Let’s play a little game. Take a guess. Which brand does each of these taglines belong to?
- Good Tea. Good Time.
- Just Do It.
- Delighting You Always
We can’t be more familiar with these taglines to tell that they are Chatime, Nike, and Canon. A powerful tagline strengthens the organization’s positioning and helps the organization market its products or services to a certain demographic. Some people are confused over taglines and slogans. In fact, they are not the same. Let me clarify it to you.
Tagline: A brief phrase that will help the corporation be well known in its industry for years to come. Slogan: A brief phrase used in advertising and marketing campaigns. The slogan changes all the time so that the slogan can be current and resonate well with consumers.
So does your company have a good tagline? If no, here are some guidelines to help you create one. A good tagline should…
- Sum up the brand’s unique selling proposition.
Think about what your brand’s unique selling proposition is and incorporate that into your tagline. Avoid using typical corporate taglines, such as Excellence Through Total Quality, that will not make your uniqueness or primary benefit stand out. Choose one that can emerge your USP.

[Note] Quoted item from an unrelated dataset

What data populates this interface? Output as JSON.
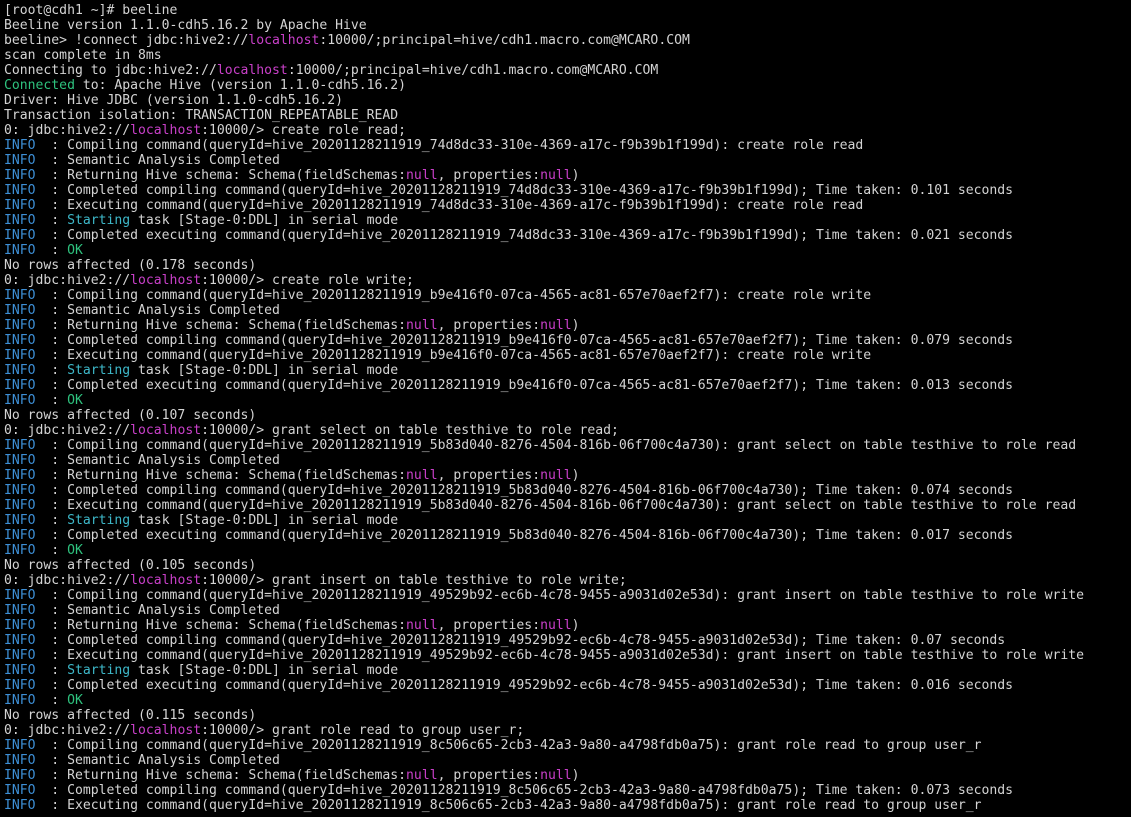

Example: Airasia – Now Everyone Can Fly.
- Speak with the brand personality.
Some brands are associated with a strong personality. If your brand has one, then by all means put that in your tagline.
Example: Apple – Think Different.
- Encapsulate the brand promise.
Some brands, such as Pizza Hut, have a potent brand promise – 15 min delivery, otherwise it’s free. If you have one, it will be instrumental to encapsulate it in your tagline. Let’s take Fedex’s tagline as an example.
Example: Fedex – The world on time.
- Generate good and positive feelings about the brand or company.
Do you want your brand to connect emotionally with your target market? Often time, purchasing decisions are made based on emotions. So do contemplate to provoke good and positive feelings about your brand through the effective use of tagline.
Example: McDonalds – i’m lovin’ it.
- Have meaning but not stupidly boastful.
When you start observing taglines, you realize how undisciplined writing can lead to taglines that have no meaning for the consumers. For instance, the tagline of the multinational petroleum company, ExxonMobil – We’re Exxon. Yes, we know you are Exxon. So what? A good tagline should have a meaningful connection with the clients. A good example is Avis, the no.2 car rental company, which capitalizes on their 2nd position and tactfully turn it to their advantage in their tagline.
Example: Avis – We Try Harder
- Be 5-8 words long.
A tagline should ideally be between 5-8 words long because a short tagline is more memorable. Nevertheless, there are a few long taglines which manage to deliver powerful impact. For instance, Geico Auto Insurance’s tagline – 15 minutes can save you 15 percent or more on car insurance. (12 words)
- Have a long life.
You should not simply change the tagline with your ad campaign, but you can do it to the ad slogan. Every change in tagline must be supported by a strong enough reason. One of the famous tagline changes is none other than the fast food chain, KFC, in Feb 2011, replacing their famous 50-year old tagline “Finger lickin’ good” with a shorter catchphrase “So Good”. The Chief Executive of KFC UK and Ireland, Martin Shuker remarked, “’Finger lickin’ good’ is very good but it’s very food-centric. ’So Good’ is still about the food but it also allows us to more effectively communicate the breadth of different things about the brand, such as our people and our community.”
Taglines are of paramount importance because people often scan a page and it is the tagline that sums up your business offer that makes it remembered in the minds of your clients. Unless the company changes direction, the tagline should remain through future ad campaigns.